Además de tener miedo de estar solo, alguien que es monofóbico también puede experimentar estrés o pánico en situaciones desconocidas. Algunos monofóbicos tienen miedo de estar lejos de las personas o lugares, asociando a estas personas y situaciones con la seguridad y la familiaridad. Esto puede ser un problema para los socios que quieran viajar o pasar el tiempo con otros de una capacidad social, y puede ser muy frustrante para los cuidadores.

Tratamiento

Una variedad de técnicas de terapia de comportamiento puede ser utilizado para tratar monofobia, incluyendo terapia de conversación y la hipnosis.

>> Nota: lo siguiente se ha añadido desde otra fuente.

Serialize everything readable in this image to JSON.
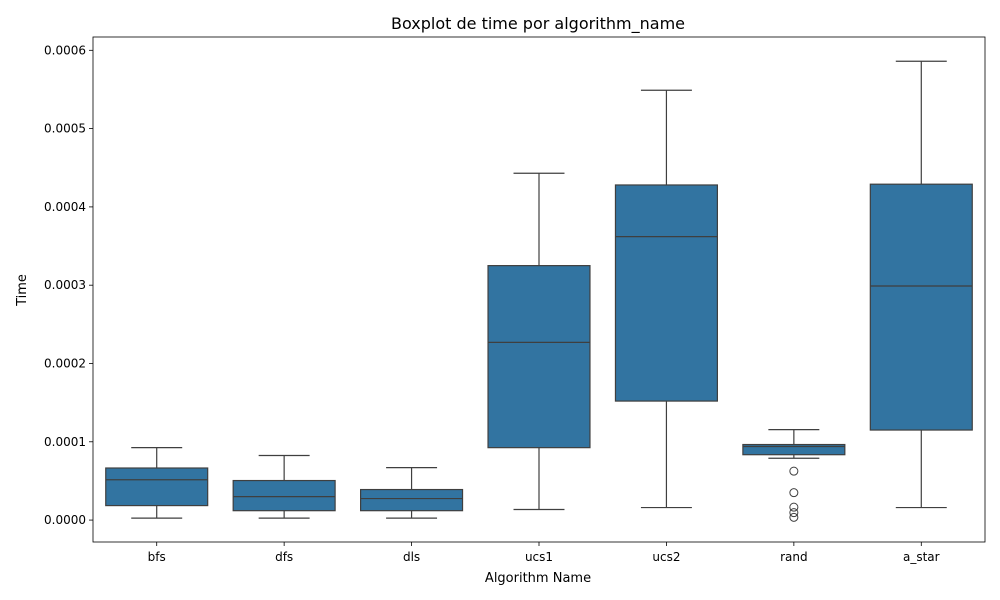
{
  "chart_data": {
    "type": "boxplot",
    "title": "Boxplot de time por algorithm_name",
    "xlabel": "Algorithm Name",
    "ylabel": "Time",
    "ylim": [
      -2.8e-05,
      0.000617
    ],
    "yticks": [
      0.0,
      0.0001,
      0.0002,
      0.0003,
      0.0004,
      0.0005,
      0.0006
    ],
    "ytick_labels": [
      "0.0000",
      "0.0001",
      "0.0002",
      "0.0003",
      "0.0004",
      "0.0005",
      "0.0006"
    ],
    "grid": false,
    "box_color": "#3274a1",
    "line_color": "#3f3f3f",
    "categories": [
      "bfs",
      "dfs",
      "dls",
      "ucs1",
      "ucs2",
      "rand",
      "a_star"
    ],
    "boxes": [
      {
        "category": "bfs",
        "whislo": 2.5e-06,
        "q1": 1.85e-05,
        "med": 5.15e-05,
        "q3": 6.65e-05,
        "whishi": 9.25e-05,
        "fliers": []
      },
      {
        "category": "dfs",
        "whislo": 2.5e-06,
        "q1": 1.2e-05,
        "med": 3e-05,
        "q3": 5.05e-05,
        "whishi": 8.25e-05,
        "fliers": []
      },
      {
        "category": "dls",
        "whislo": 2.5e-06,
        "q1": 1.2e-05,
        "med": 2.75e-05,
        "q3": 3.9e-05,
        "whishi": 6.7e-05,
        "fliers": []
      },
      {
        "category": "ucs1",
        "whislo": 1.35e-05,
        "q1": 9.25e-05,
        "med": 0.000227,
        "q3": 0.000325,
        "whishi": 0.000443,
        "fliers": []
      },
      {
        "category": "ucs2",
        "whislo": 1.6e-05,
        "q1": 0.000152,
        "med": 0.000362,
        "q3": 0.000428,
        "whishi": 0.000549,
        "fliers": []
      },
      {
        "category": "rand",
        "whislo": 7.9e-05,
        "q1": 8.35e-05,
        "med": 9.4e-05,
        "q3": 9.65e-05,
        "whishi": 0.0001155,
        "fliers": [
          6.25e-05,
          3.5e-05,
          1.65e-05,
          9.5e-06,
          3.5e-06
        ]
      },
      {
        "category": "a_star",
        "whislo": 1.6e-05,
        "q1": 0.000115,
        "med": 0.000299,
        "q3": 0.000429,
        "whishi": 0.000586,
        "fliers": []
      }
    ]
  }
}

Las personas que sufren de esta condición también a veces se benefician de grupos de apoyo, donde puedan encontrarse personas de ideas afines y aprender sobre las técnicas para la gestión de su monofobia.

Debido a que esta condición puede ser entrelazado con otros síntomas relacionados con un trastorno de ansiedad, que puede tomar tiempo y paciencia para desenredar monofobia y abordar la causa raíz. Los pacientes pueden necesitar probar varios enfoques de tratamiento y terapeutas para encontrar un tratamiento que funcione para ellos.

La monofobia suele ser diagnosticada por un psicólogo o un psiquiatra, que también pueden hablar sobre los enfoques de tratamiento con el paciente. Es importante para abordar el trastorno de ansiedad que está en la raíz de la monofobia, para asegurar que el paciente no desarrolla otro síndrome causado por el trastorno de ansiedad.

Para los amigos y familiares del monofóbico, puede ser útil recordar que las personas con trastornos de ansiedad suelen ser incapaces de controlar sus síntomas, y que para algunas personas, una profunda vergüenza rodea los ataques de pánico y otras reacciones de estrés. Como resultado de ello, es importante ser solidario, no importa lo frustrante que puede ser.